Is it in or out of hospital resuscitation?
The first thing that can help in the decision‐making process on whether to reconnect or not the disconnected LVAD is the patient's haemodynamic condition: Is the patient haemodynamically stable or not? The reasoning for reconnecting an unstable patient, for the sake of general organ perfusion, particularly the brain, does not apply for the stable LVAD‐supported patient. As long as the patient with a disconnected LVAD remains stable, it is advised to transfer the patient with the disconnected device to the nearest LVAD centre where, based on a quick evaluation including determining how long has the device been disconnected, assessment of the anticoagulation state of the patient, the device model, echocardiography as well as CT scan or CT angiography, the safety, and need for re‐connection of the LVAD can be made.
A simple protocol based on the combination of the time the LVAD has been disconnected, and the patient's haemodynamic condition has been suggested 23 and revised here. This protocol can be easily followed by the EMS:
- Short pump stop (minutes; LVAD still alarming)
- Restart the device immediately.
- Long pump stop (hours; no alarm sounds) and stable patient
- Do not restart the pump.
- Transport to the nearest LVAD centre.
-
Short or long pump stop and unstable patient (shock or non‐responsive)
Restart the pump immediately.
As in any shock, start vasopressors.
If there is no overt bleeding, start intravenous (IV) heparin.
Advice for the left ventricular assist device implanting centres
Make an ‘identification document’ (ID) bracelet and/or add a QR code with the relevant medical information. The bracelet or QR code can include the device manufacturer, identification of the implanting centre, phone number of an LVAD coordinator 24/7, and a short summary of the patient clinical characteristics.
Regularly train and re‐train the patient, his close caregiver, and family members.
Supply a backup controller.
Have an on call LVAD coordinator 24/7.
Train the EMS teams, the general practitioner, and other healthcare professionals working within non‐LVAD implanting hospitals.
Make a pocket‐size emergency card for the patient and local medical centres.
Advices for the emergency medical service instructing a non‐trained personnel
When bystanders encounter a collapsed LVAD patient, they will probably contact the EMS team. The EMS team are advised to follow the algorithm presented below guiding the bystander on how to manage the collapsed LVAD patient until the EMS team arrives.
The bystander will be asked to verify that this is a case of a collapsed LVAD patient, and if so, inspect the cables, controller, and batteries. Expose the abdomen and the cable coming out from the patient's abdomen confirming this it is indeed an LVAD patient!

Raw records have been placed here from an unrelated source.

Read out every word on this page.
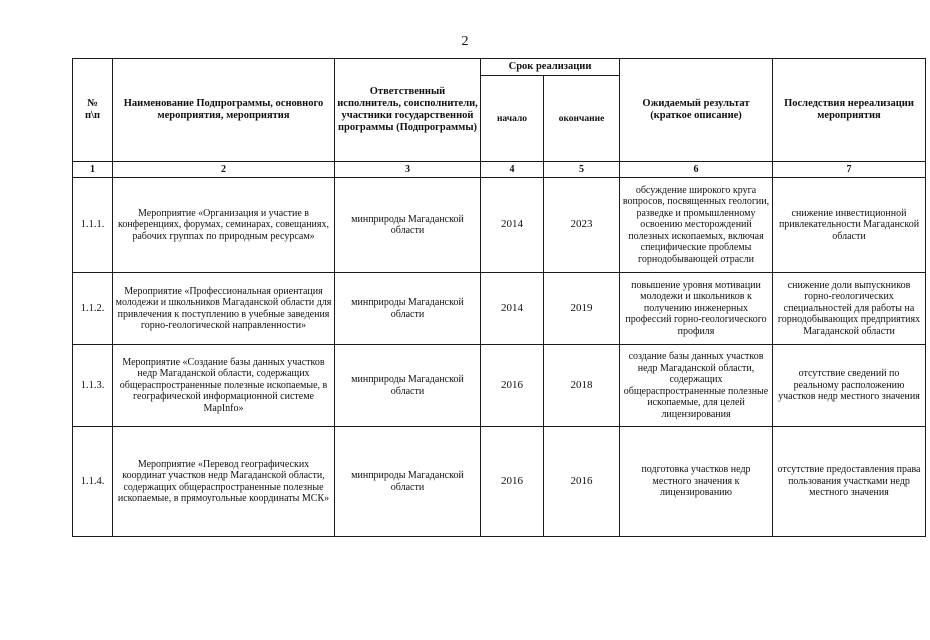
2
№
п\п	Наименование Подпрограммы, основного мероприятия, мероприятия	Ответственный исполнитель, соисполнители, участники государственной программы (Подпрограммы)	Срок реализации		Ожидаемый результат (краткое описание)	Последствия нереализации мероприятия
			начало	окончание		
1	2	3	4	5	6	7
1.1.1.	Мероприятие «Организация и участие в конференциях, форумах, семинарах, совещаниях, рабочих группах по природным ресурсам»	минприроды Магаданской области	2014	2023	обсуждение широкого круга вопросов, посвященных геологии, разведке и промышленному освоению месторождений полезных ископаемых, включая специфические проблемы горнодобывающей отрасли	снижение инвестиционной привлекательности Магаданской области
1.1.2.	Мероприятие «Профессиональная ориентация молодежи и школьников Магаданской области для привлечения к поступлению в учебные заведения горно-геологической направленности»	минприроды Магаданской области	2014	2019	повышение уровня мотивации молодежи и школьников к получению инженерных профессий горно-геологического профиля	снижение доли выпускников горно-геологических специальностей для работы на горнодобывающих предприятиях Магаданской области
1.1.3.	Мероприятие «Создание базы данных участков недр Магаданской области, содержащих общераспространенные полезные ископаемые, в географической информационной системе MapInfo»	минприроды Магаданской области	2016	2018	создание базы данных участков недр Магаданской области, содержащих общераспространенные полезные ископаемые, для целей лицензирования	отсутствие сведений по реальному расположению участков недр местного значения
1.1.4.	Мероприятие «Перевод географических координат участков недр Магаданской области, содержащих общераспространенные полезные ископаемые, в прямоугольные координаты МСК»	минприроды Магаданской области	2016	2016	подготовка участков недр местного значения к лицензированию	отсутствие предоставления права пользования участками недр местного значения
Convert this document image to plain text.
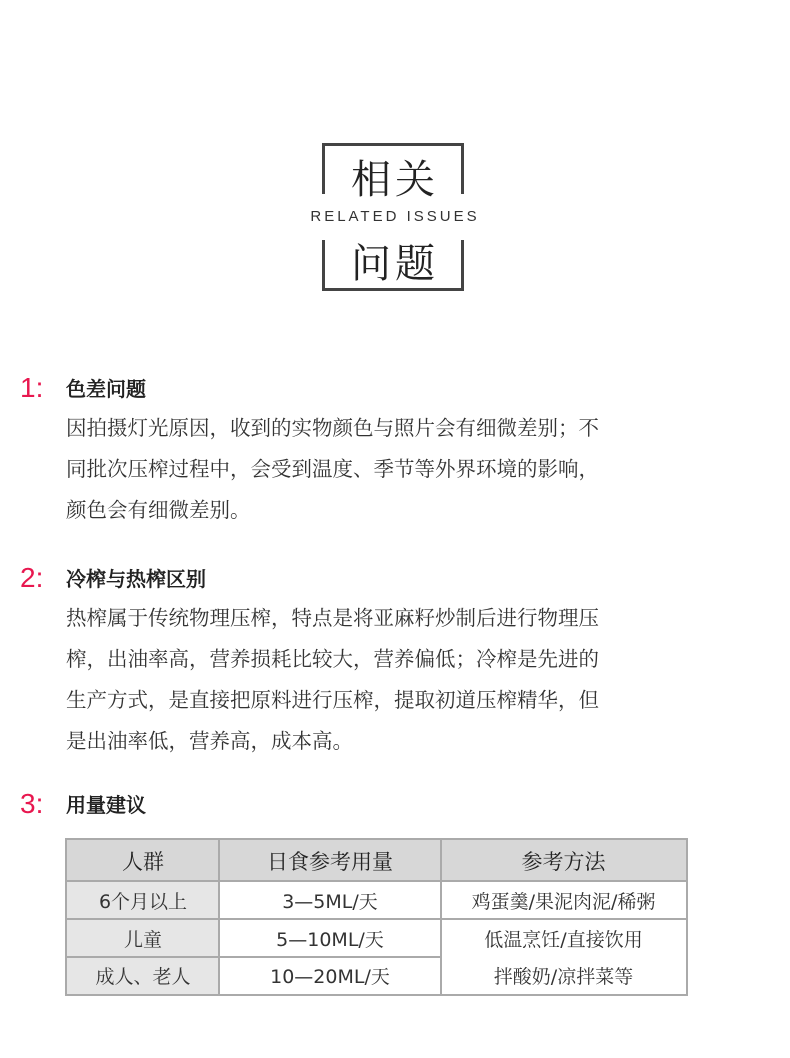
相关
RELATED ISSUES
问题
1: 色差问题
因拍摄灯光原因，收到的实物颜色与照片会有细微差别；不
同批次压榨过程中，会受到温度、季节等外界环境的影响，
颜色会有细微差别。
2: 冷榨与热榨区别
热榨属于传统物理压榨，特点是将亚麻籽炒制后进行物理压
榨，出油率高，营养损耗比较大，营养偏低；冷榨是先进的
生产方式，是直接把原料进行压榨，提取初道压榨精华，但
是出油率低，营养高，成本高。
3: 用量建议
人群	日食参考用量	参考方法
6个月以上
儿童
成人、老人
3—5ML/天
5—10ML/天
10—20ML/天
鸡蛋羹/果泥肉泥/稀粥
低温烹饪/直接饮用
拌酸奶/凉拌菜等
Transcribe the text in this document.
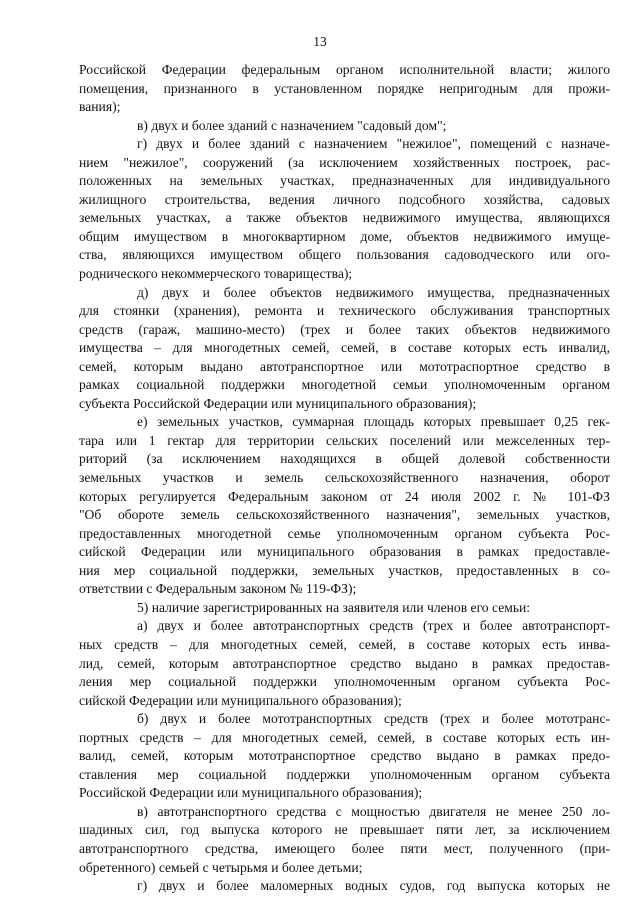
13
Российской Федерации федеральным органом исполнительной власти; жилого
помещения, признанного в установленном порядке непригодным для прожи-
вания);
в) двух и более зданий с назначением "садовый дом";
г) двух и более зданий с назначением "нежилое", помещений с назначе-
нием "нежилое", сооружений (за исключением хозяйственных построек, рас-
положенных на земельных участках, предназначенных для индивидуального
жилищного строительства, ведения личного подсобного хозяйства, садовых
земельных участках, а также объектов недвижимого имущества, являющихся
общим имуществом в многоквартирном доме, объектов недвижимого имуще-
ства, являющихся имуществом общего пользования садоводческого или ого-
роднического некоммерческого товарищества);
д) двух и более объектов недвижимого имущества, предназначенных
для стоянки (хранения), ремонта и технического обслуживания транспортных
средств (гараж, машино-место) (трех и более таких объектов недвижимого
имущества – для многодетных семей, семей, в составе которых есть инвалид,
семей, которым выдано автотранспортное или мототраспортное средство в
рамках социальной поддержки многодетной семьи уполномоченным органом
субъекта Российской Федерации или муниципального образования);
е) земельных участков, суммарная площадь которых превышает 0,25 гек-
тара или 1 гектар для территории сельских поселений или межселенных тер-
риторий (за исключением находящихся в общей долевой собственности
земельных участков и земель сельскохозяйственного назначения, оборот
которых регулируется Федеральным законом от 24 июля 2002 г. № 101-ФЗ
"Об обороте земель сельскохозяйственного назначения", земельных участков,
предоставленных многодетной семье уполномоченным органом субъекта Рос-
сийской Федерации или муниципального образования в рамках предоставле-
ния мер социальной поддержки, земельных участков, предоставленных в со-
ответствии с Федеральным законом № 119-ФЗ);
5) наличие зарегистрированных на заявителя или членов его семьи:
а) двух и более автотранспортных средств (трех и более автотранспорт-
ных средств – для многодетных семей, семей, в составе которых есть инва-
лид, семей, которым автотранспортное средство выдано в рамках предостав-
ления мер социальной поддержки уполномоченным органом субъекта Рос-
сийской Федерации или муниципального образования);
б) двух и более мототранспортных средств (трех и более мототранс-
портных средств – для многодетных семей, семей, в составе которых есть ин-
валид, семей, которым мототранспортное средство выдано в рамках предо-
ставления мер социальной поддержки уполномоченным органом субъекта
Российской Федерации или муниципального образования);
в) автотранспортного средства с мощностью двигателя не менее 250 ло-
шадиных сил, год выпуска которого не превышает пяти лет, за исключением
автотранспортного средства, имеющего более пяти мест, полученного (при-
обретенного) семьей с четырьмя и более детьми;
г) двух и более маломерных водных судов, год выпуска которых не
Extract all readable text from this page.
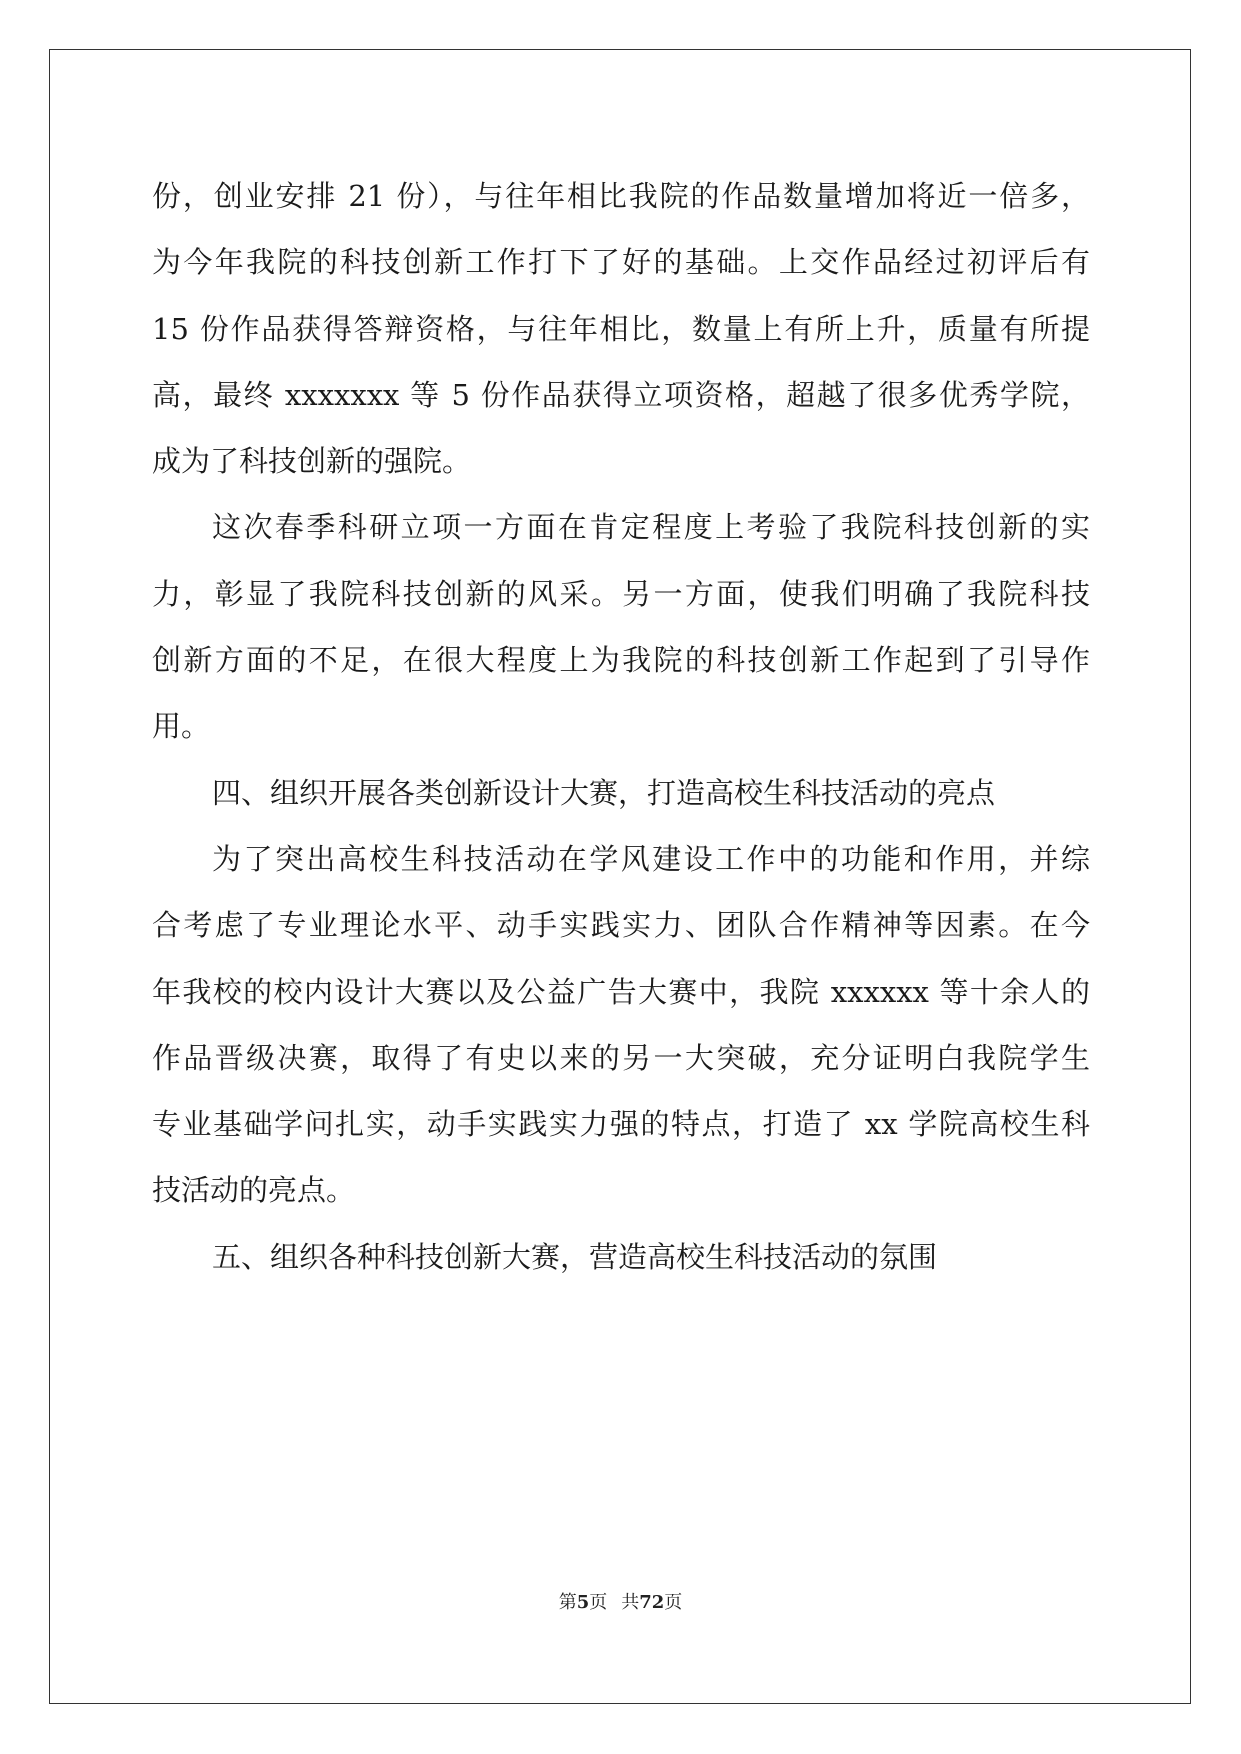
份，创业安排 21 份），与往年相比我院的作品数量增加将近一倍多，
为今年我院的科技创新工作打下了好的基础。上交作品经过初评后有
15 份作品获得答辩资格，与往年相比，数量上有所上升，质量有所提
高，最终 xxxxxxx 等 5 份作品获得立项资格，超越了很多优秀学院，
成为了科技创新的强院。
这次春季科研立项一方面在肯定程度上考验了我院科技创新的实
力，彰显了我院科技创新的风采。另一方面，使我们明确了我院科技
创新方面的不足，在很大程度上为我院的科技创新工作起到了引导作
用。
四、组织开展各类创新设计大赛，打造高校生科技活动的亮点
为了突出高校生科技活动在学风建设工作中的功能和作用，并综
合考虑了专业理论水平、动手实践实力、团队合作精神等因素。在今
年我校的校内设计大赛以及公益广告大赛中，我院 xxxxxx 等十余人的
作品晋级决赛，取得了有史以来的另一大突破，充分证明白我院学生
专业基础学问扎实，动手实践实力强的特点，打造了 xx 学院高校生科
技活动的亮点。
五、组织各种科技创新大赛，营造高校生科技活动的氛围
第5页 共72页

Immediately thereafter, the bystander is instructed to look for signs of life. Absence of signs of life is determined when the patient is not breathing at all or in agonal breathing, unresponsive, and pale.
In the absence of signs of life, the bystander is encouraged to immediately start CPR as the likelihood of a favourable outcome improves with the prompt initiation of CPR after cardiac arrest from any cause.
In summary:
First verify that there is an LVAD…
If no sign of life, immediately start CPR and connect an AED (automated external defibrillator). 24
Look for a bracelet.
Keep CPR until EMS arrives.
Emergency medical service teams
There have been some recent publications addressing the unmet need for a structured protocol on the approach and management of the non‐responsive LVAD patient by the EMS teams. The American scientific statement paper by Peberdy et al. on CPR in adults and children with MCS 24 is simple and concise, but has not enough data on troubleshooting the device, and the issues of reconnecting a disconnected LVAD and ventricular arrhythmias in the LVAD‐supported patient have not been thoroughly addressed. On the other hand, the very detailed manuscript by Bowels et al. from the UK 18 provides comprehensive detail at the expense of been less user friendly.
Accordingly, with the intention to be a reference protocol for the EMS at the emergency site, the following protocol is presented in Figure 3 :
Box 1: Anamnesis. Try to obtain a brief history and information on device type and troubleshooting from patient, caregiver, and/or bystanders. Call the LVAD centre or LVAD coordinator. Ask for the emergency card.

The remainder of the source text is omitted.